Einer der wichtigsten Gründe für den Boom: Noch nie war Carsharing dank Smartphones so einfach wie heute. Auf dem Handy sieht der Kunde, wo welche Fahrzeuge stehen. Er kann sie reservieren, bei Flinkster und Car2Go demnächst sogar mit dem Telefon aufschließen, bei Mu von Peugeot lässt sich vom Rad bis zum Transporter einfach alles teilen.

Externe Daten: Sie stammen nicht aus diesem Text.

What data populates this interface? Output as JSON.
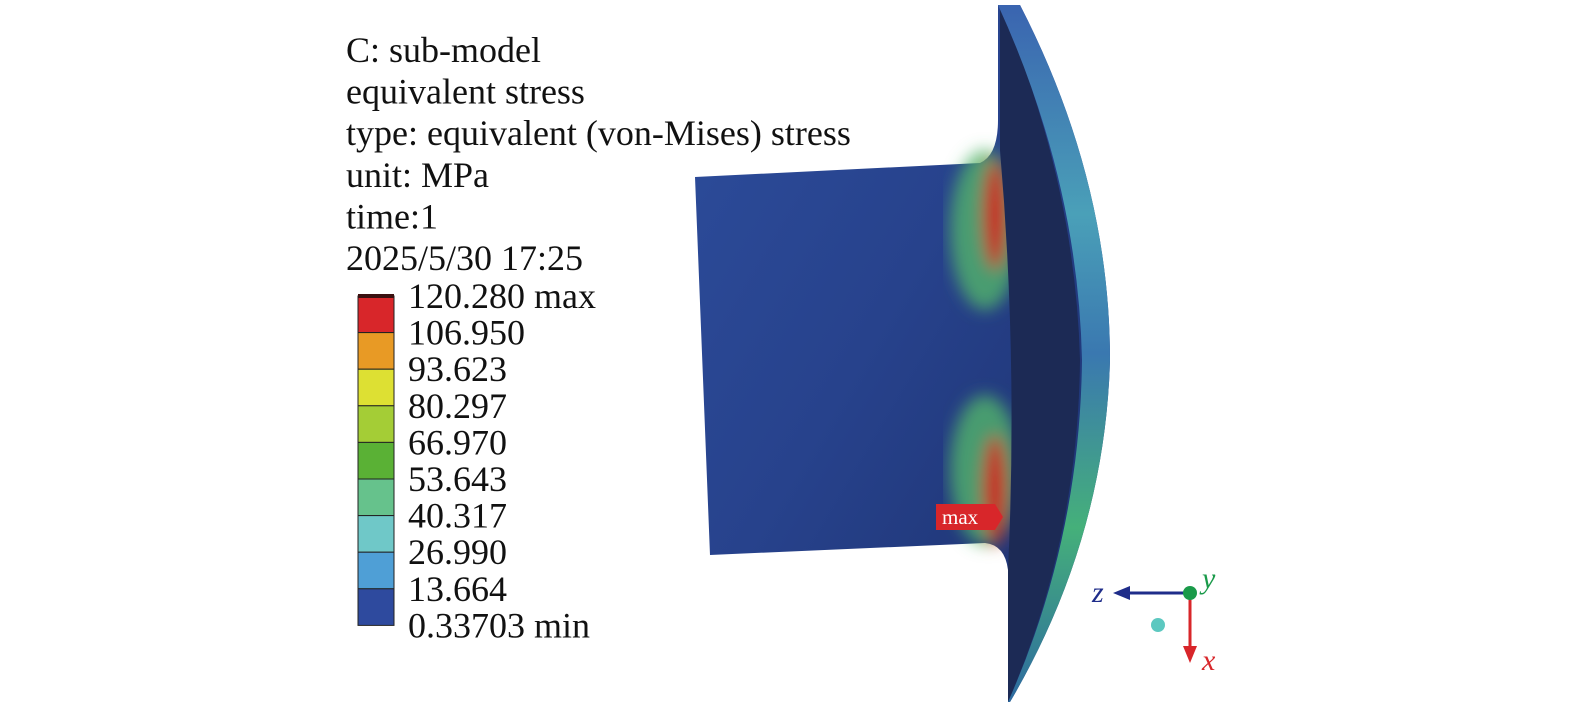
{
  "header": {
    "lines": [
      "C: sub-model",
      "equivalent stress",
      "type: equivalent (von-Mises) stress",
      "unit: MPa",
      "time:1",
      "2025/5/30 17:25"
    ]
  },
  "legend": {
    "labels": [
      "120.280 max",
      "106.950",
      "93.623",
      "80.297",
      "66.970",
      "53.643",
      "40.317",
      "26.990",
      "13.664",
      "0.33703 min"
    ],
    "colors": [
      "#d8262a",
      "#e89a25",
      "#dde033",
      "#a4cd36",
      "#5ab135",
      "#66c28c",
      "#6fc8c8",
      "#4f9fd6",
      "#2e4a9e"
    ]
  },
  "model": {
    "max_tag": "max"
  },
  "triad": {
    "z": "z",
    "y": "y",
    "x": "x"
  }
}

Mit Vollgas aus der Nische

Immer neue Angebote sollen Kunden locken. Derzeit können sie zwischen zwei prinzipiellen Formen des Carsharings wählen: Bei den stationären Angeboten wie Flinkster, dem größten Carsharing-Anbieter Deutschlands, müssen Kunden im Voraus ein Auto buchen, es an einer Station abholen und dort in der Regel auch wieder abgeben.

Überziehen ist teuer

Die Preise sind relativ niedrig, nur unangemeldetes Überziehen der Leihzeit ist schmerzhaft teuer. Bei Free-Floating-Angeboten, wie die Branche sie mehr schlecht als recht gedenglischt nennt, etwa von Car2Go und DriveNow, sind die Fahrzeuge quer über eine Stadt wie Köln oder Berlin verteilt.

Der Kunde sieht auf seinem Smartphone, wo ein Fahrzeug in seiner Nähe verfügbar ist, öffnet es mit Chipkarte oder Handy, steigt ein und stellt es später einfach wieder im Stadtgebiet ab. Die Flexibilität ist komfortabel, kostet aber zusätzlich.

Wer sich als Nachzügler im Markt behaupten will, muss sich von der Konkurrenz klar abheben. So wie es Toyota mit seinen witzigen Fahrzeugen in Grenoble versucht. Volvo beispielsweise will ab 2016 ein Angebot organisieren, bei dem die Kunden der Schwedenmarke untereinander ihre Fahrzeuge tauschen.

„Wenn ich auf Reisen bin und mein Volvo würde etwa auf dem Parkplatz am Flughafen stehen, warum soll ich ihn dann nicht per Smartphone an ausgewählte Nutzer verleihen können?“, deutet Konzernchef Hakan Samuelsson die Richtung des Angebots an.